…und meine persönlichen, guten Gründe für einen Coaching-Blog
Ein Blog eröffnet die Möglichkeit zum Dialog oder, besser gesagt zum Multilog, wenn auch auf dem Umweg des Monologs. Da ich gerne mit anderen spreche, ersetze ich historisch gewordene Treffpunkte wie den Marktplatz, das Palaver am Lagerfeuer, die Konferenz, die Eisdiele, mit Gegenwart orientierter elektronischer Schriftlichkeit.
Zudem Schriftlichkeit die produktive Nebenwirkung hat, das Überangebot des Gehirns sortieren zu müssen: hin und wieder ein ordentliches Menu statt immer nur Eintopf.
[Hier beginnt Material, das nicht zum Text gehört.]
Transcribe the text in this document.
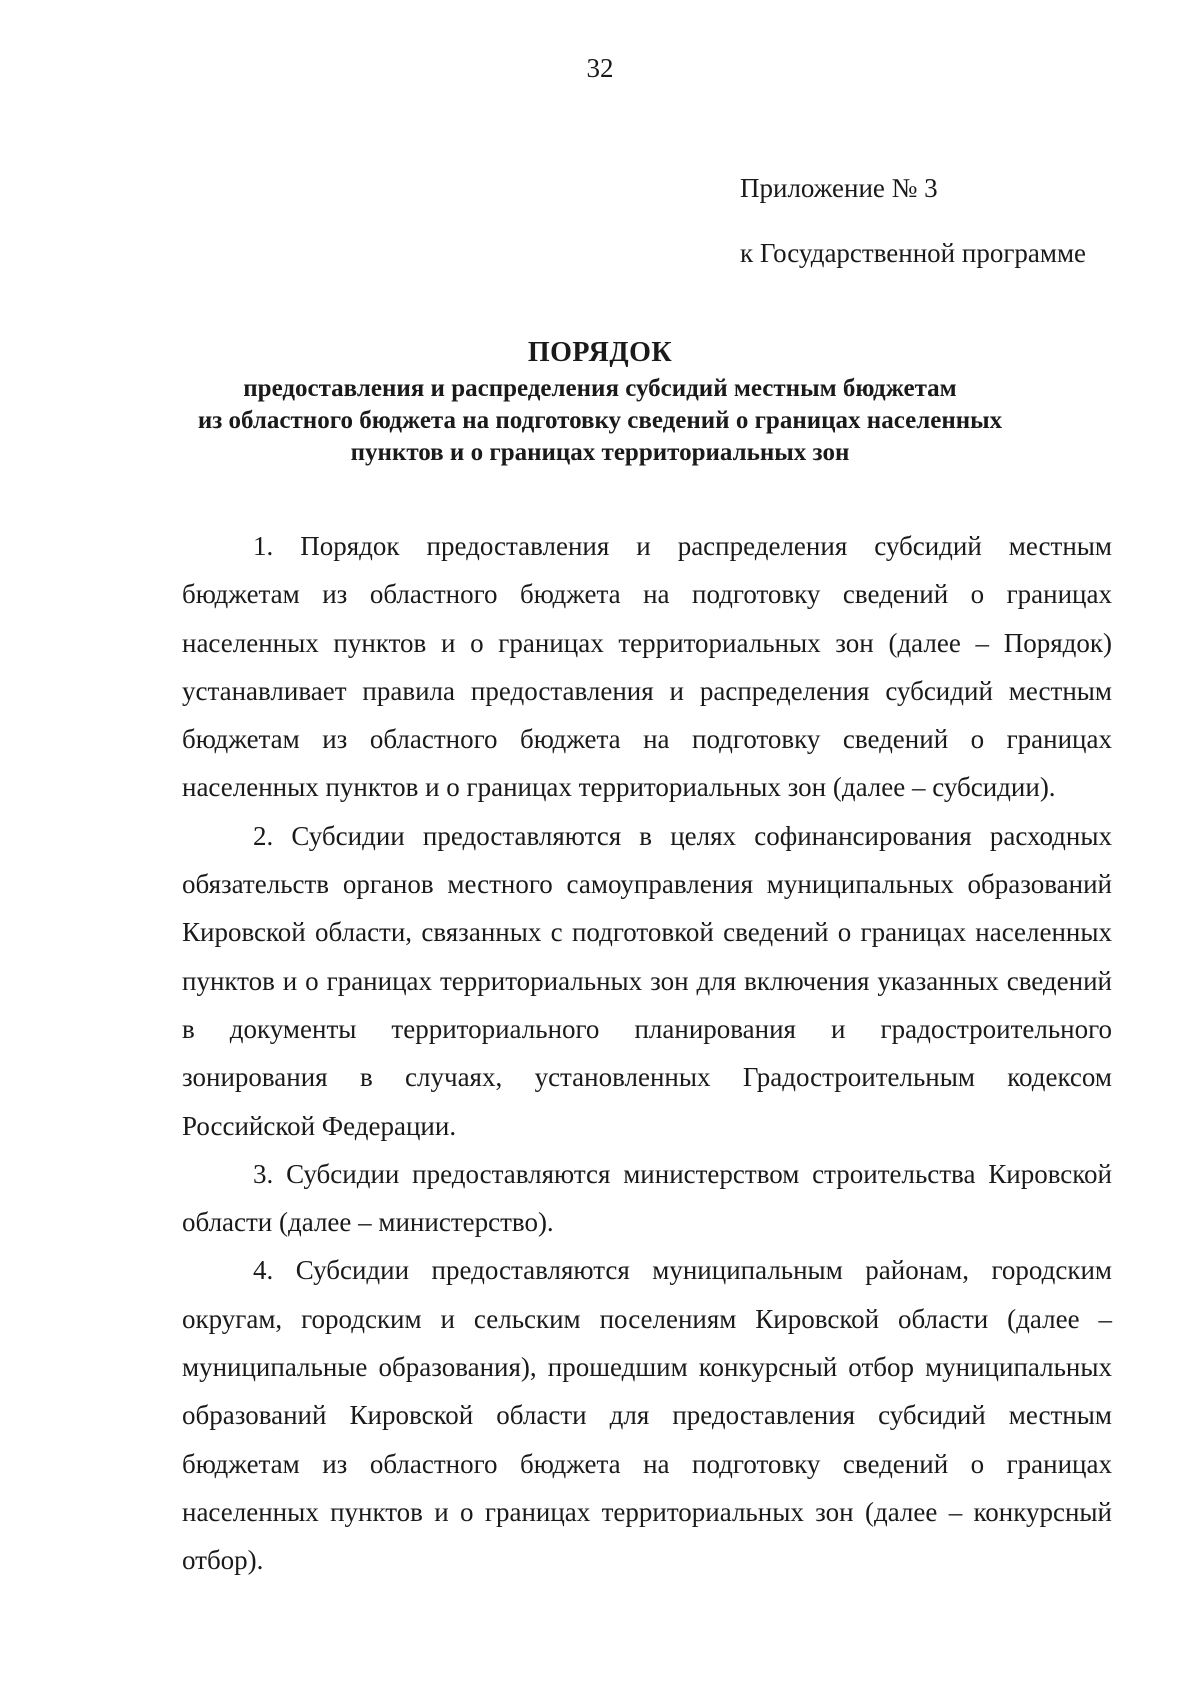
32
Приложение № 3
к Государственной программе
ПОРЯДОК
предоставления и распределения субсидий местным бюджетам
из областного бюджета на подготовку сведений о границах населенных
пунктов и о границах территориальных зон

1. Порядок предоставления и распределения субсидий местным бюджетам из областного бюджета на подготовку сведений о границах населенных пунктов и о границах территориальных зон (далее – Порядок) устанавливает правила предоставления и распределения субсидий местным бюджетам из областного бюджета на подготовку сведений о границах населенных пунктов и о границах территориальных зон (далее – субсидии).

2. Субсидии предоставляются в целях софинансирования расходных обязательств органов местного самоуправления муниципальных образований Кировской области, связанных с подготовкой сведений о границах населенных пунктов и о границах территориальных зон для включения указанных сведений в документы территориального планирования и градостроительного зонирования в случаях, установленных Градостроительным кодексом Российской Федерации.

3. Субсидии предоставляются министерством строительства Кировской области (далее – министерство).

4. Субсидии предоставляются муниципальным районам, городским округам, городским и сельским поселениям Кировской области (далее – муниципальные образования), прошедшим конкурсный отбор муниципальных образований Кировской области для предоставления субсидий местным бюджетам из областного бюджета на подготовку сведений о границах населенных пунктов и о границах территориальных зон (далее – конкурсный отбор).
Deswegen kann sogar SMSen oder Twittern eine leckere Zwischenmahlzeit sein.
Im Sinne von Kurt Lewins Nichts ist so praktisch wie eine gute Theorie und als einstmals gelernte Ingenieurin habe ich Vergnügen daran, kleine Wirklichkeitsmodelle zu konstruieren. Blog ist dann wie Lego. Und die Legonianer wissen von der Poesie der Steine.
Blog ist selbstverständlich auch ein Baustein der mir nahe liegenden Höflichkeit (gemeint im Sinne von hofieren) künftigen Kunden gegenüber: wenn die Beziehung zwischen den Beteiligten wesentlicher Wirkfaktor der Coachingarbeit und der Beratungsarbeit mit Teams und Organisationen ist, dann dürfen Blogbeiträge Anhaltpunkte ob der potentiellen Tragfähigkeit der Arbeitsbeziehung geben.
So trägt das Blog bestenfalls dazu bei, dass Sie und ich uns im ersten Das-Echte-Leben-Kontakt tatsächlich auf Augenhöhe begegnen: mein Wissensvorsprung bezüglich Lern- und Entwicklungsprozessen gliche sich aus mit Ihrem Vorsprung des Wissens über mich.
Davor und über ernsthafteste Anbahnung des Business hinaus, geht es mir um Begegnung, Tausch und Sinnstiftung mit Freunden, Kolleginnen, neugierigen Unbekannten. Ihre oder Deine Kommentare, Feedbacks und Verknüpfungen sind mir allerherzlichst willkommen.
Wie gesagt: Nur Arbeit und kein Spiel macht dumm.